Career Development

9 Ways To Take Initiative at Work

March 8, 2021

Initiative is a keyword that appears in many job postings. Companies prefer employees who are self-starters and who can work independently with minimal direction from supervisors. Taking initiative demonstrates valuable skills by showing that you can manage different tasks on your own and work with a variety of different people and departments. In this article, we discuss tips you can use to take initiative at work.

What does it mean to take initiative at work?

Initiative is the ability to assess a situation and independently take action to address it. You can show initiative at work in a variety of ways, including volunteering for leadership roles, helping coworkers and brainstorming ideas to help the company improve. Showing initiative can make your managers feel more comfortable in your ability to work independently and within teams. By mindfully taking initiative at work, you can also increase your value as an employee and broaden your skillset.

Related: What Does Leadership Mean?

How to take initiative at work

Here are nine ways to take initiative at work:

1. Be proactive

You can be proactive by anticipating what work needs to be done and doing it before you are asked to. Use your knowledge of the job to determine whether you have the competencies to make decisions on your own or whether you should present your ideas to your supervisors before proceeding.  

For example, if you are working on a project and your supervisor is out sick for the day, you may not have been assigned a project-related task to do. If you can think of a task to work on that needs to be done to move the project forward, they may commend you for taking initiative and being proactive during their absence. 

2. Find opportunities for improvement

You can take initiative by looking for opportunities for improvement. For example, if you interact with the public and get consistent feedback from clients, you could look for patterns in issues clients encounter. You can then use this feedback to highlight weak points in current company practices and advocate for positive change within the company. To go even further, you could suggest sending out a survey to gauge public opinion and gather more data. 

3. Voice your ideas

Sharing your ideas at meetings or individually with colleagues and supervisors is another way to take initiative at work. Expressing your opinion can help you establish your voice within the company and build your reputation as an employee who actively looks for solutions. If you have difficulty voicing your ideas, you can become more comfortable by offering suggestions to coworkers who are looking for help or advice. You can build your confidence and start sharing your ideas in staff meetings and eventually present more fully-formed ideas in group settings.

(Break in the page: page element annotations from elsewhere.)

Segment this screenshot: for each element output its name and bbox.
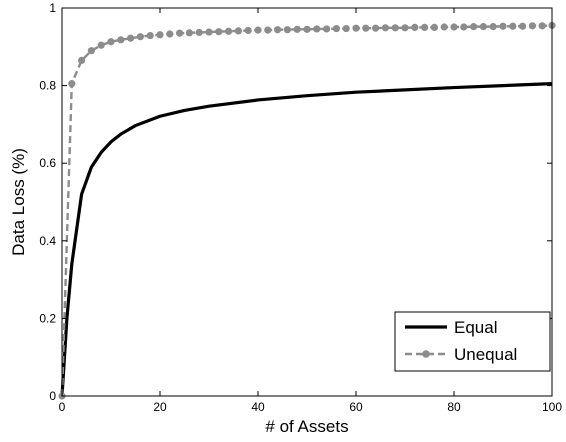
series-point-unequal-35 [401,24,409,32]
x-tick-label-3: 60 [349,400,363,414]
series-point-unequal-13 [185,29,193,37]
x-tick-label-5: 100 [542,400,562,414]
series-point-unequal-2 [78,56,86,64]
y-tick-label-3: 0.6 [39,156,56,170]
series-point-unequal-25 [303,25,311,33]
series-point-unequal-22 [274,26,282,34]
series-point-unequal-18 [234,27,242,35]
series-point-unequal-19 [244,26,252,35]
x-tick-label-0: 0 [59,400,66,414]
series-point-unequal-23 [283,26,291,34]
y-tick-label-1: 0.2 [39,311,56,325]
series-point-unequal-46 [509,22,517,30]
series-line-equal [60,82,553,397]
series-point-unequal-48 [528,22,537,30]
series-point-unequal-29 [342,24,350,33]
series-point-unequal-26 [313,25,321,33]
legend-marker-unequal [422,350,430,358]
series-point-unequal-1 [68,80,76,88]
series-point-unequal-4 [97,41,105,49]
series-point-unequal-14 [195,28,203,37]
series-point-unequal-20 [254,26,262,34]
series-point-unequal-34 [391,24,399,32]
series-point-unequal-12 [176,29,184,37]
series-point-unequal-32 [372,24,380,32]
series-point-unequal-42 [470,23,478,31]
legend-entry-unequal: Unequal [454,345,517,364]
series-point-unequal-27 [323,25,331,33]
series-point-unequal-31 [362,24,370,32]
series-point-unequal-33 [381,24,389,32]
series-point-unequal-41 [460,23,468,31]
series-point-unequal-21 [264,26,272,34]
x-tick-label-4: 80 [447,400,461,414]
legend-entry-equal: Equal [454,318,497,337]
plot-frame [61,7,553,397]
series-point-unequal-47 [519,22,527,30]
x-tick-label-2: 40 [251,400,265,414]
series-point-unequal-7 [127,34,135,42]
legend-box [394,311,551,372]
x-tick-label-1: 20 [153,400,167,414]
y-tick-label-5: 1 [49,1,56,15]
series-point-unequal-8 [136,33,144,41]
x-axis-label: # of Assets [265,417,348,436]
y-axis-label: Data Loss (%) [9,148,28,256]
series-point-unequal-3 [87,47,95,55]
series-point-unequal-39 [440,23,448,31]
series-point-unequal-40 [450,23,458,31]
series-point-unequal-9 [146,31,154,40]
legend: Equal Unequal [394,311,551,372]
series-point-unequal-16 [215,28,223,36]
series-point-unequal-6 [117,36,125,44]
y-tick-label-2: 0.4 [39,234,56,248]
y-tick-label-4: 0.8 [39,79,56,93]
series-point-unequal-45 [499,22,507,30]
series-point-unequal-24 [293,25,301,33]
series-point-unequal-17 [225,27,233,35]
series-point-unequal-43 [479,23,487,31]
series-point-unequal-28 [332,24,340,33]
series-point-unequal-30 [352,24,360,32]
series-point-unequal-37 [421,23,429,31]
series-point-unequal-5 [107,38,115,46]
y-tick-label-0: 0 [49,389,56,403]
series-point-unequal-36 [411,23,419,31]
series-point-unequal-15 [205,28,213,36]
series-point-unequal-11 [166,30,174,38]
series-point-unequal-49 [538,22,546,30]
series-point-unequal-38 [430,23,438,31]
series-point-unequal-10 [156,31,164,39]
axis-ticks: 0 20 40 60 80 100 0 0.2 0.4 0.6 0.8 1 [39,1,562,414]
plot-marks [58,21,556,400]
series-point-unequal-44 [489,23,497,31]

Related: How To Build Self Confidence: 5 Key Tips

4. Be decisive

You may find yourself faced with challenging decisions where there are several courses of action you could take. To show initiative, be decisive and choose the best way to proceed. Come up with a few simple solutions to a problem, weigh the pros and cons of each solution and choose which course of action will work best.

Related: Decision-Making Methods for the Workplace

5. Improve systems, procedures and policies

If you notice that a policy is outdated, a great way to take initiative is to review it and make suggestions on how it can be updated. You can assess policies by thinking critically about whether they serve your company’s and clients’ needs, identifying weak points and finding more efficient ways of doing things. To make sure the updated policy is comprehensive, you could draft a new version of the policy and have members of your department review it and give their input before officially implementing it. 

6. Address and prevent problems

You can show initiative by recognizing and working to solve problems. By actively addressing issues, you can help improve your workplace and sharpen your problem-solving skills. When confronted with an issue, ask yourself questions to find the root cause of the problem:

  • How and when did the problem arise? 
  • Is this a reoccurring problem? How can we prevent this problem from reoccurring?
  • Have we tried different ways to solve it in the past? 
  • What is the timeframe to solve the problem?

You can brainstorm independently or work collaboratively with colleagues to find the best solution to the problem. 

7. Be prepared for meetings

Attending meetings with suggestions and questions prepared demonstrates that you’ve taken the initiative to put time and thought into the meeting’s purpose. For example, if you present an idea at a meeting, such as implementing new software, you could do some research ahead of time on the following: 

  • Cost/benefit analysis: This measures how making a decision will benefit the company and compares it with the cost of implementing the decision in terms of finances and labor.

  • Risk analysis: This identifies any issues that could adversely affect the company by making this decision. Analyzing these risks helps the company avoid or soften any adverse effects a decision may have on the company.

  • Impact analysis: This identifies the overall effect that making the decision will have on the company.

8. Anticipate questions and prepare answers

You can show initiative in the way you react to situations by being prepared to answer questions. For example, if your team recently missed a deadline on a project, you may be asked to meet with your supervisor for a performance assessment. If you arrive at your meeting having identified where issues occurred and with actionable ways to avoid these issues in the future, you will show that you’re willing to take the initiative to meet challenges and work to prevent them.

9. Set realistic standards

You can set achievable standards by taking initiative only on tasks that you have the time, energy and resources to contribute to. For example, you could help a colleague brainstorm how to improve a policy but allow that colleague to draft and implement the updated policy on their own. If you have an idea for improvement but don’t have the time to lead the initiative, you could present your idea to your team to see if another team member can volunteer to work on it.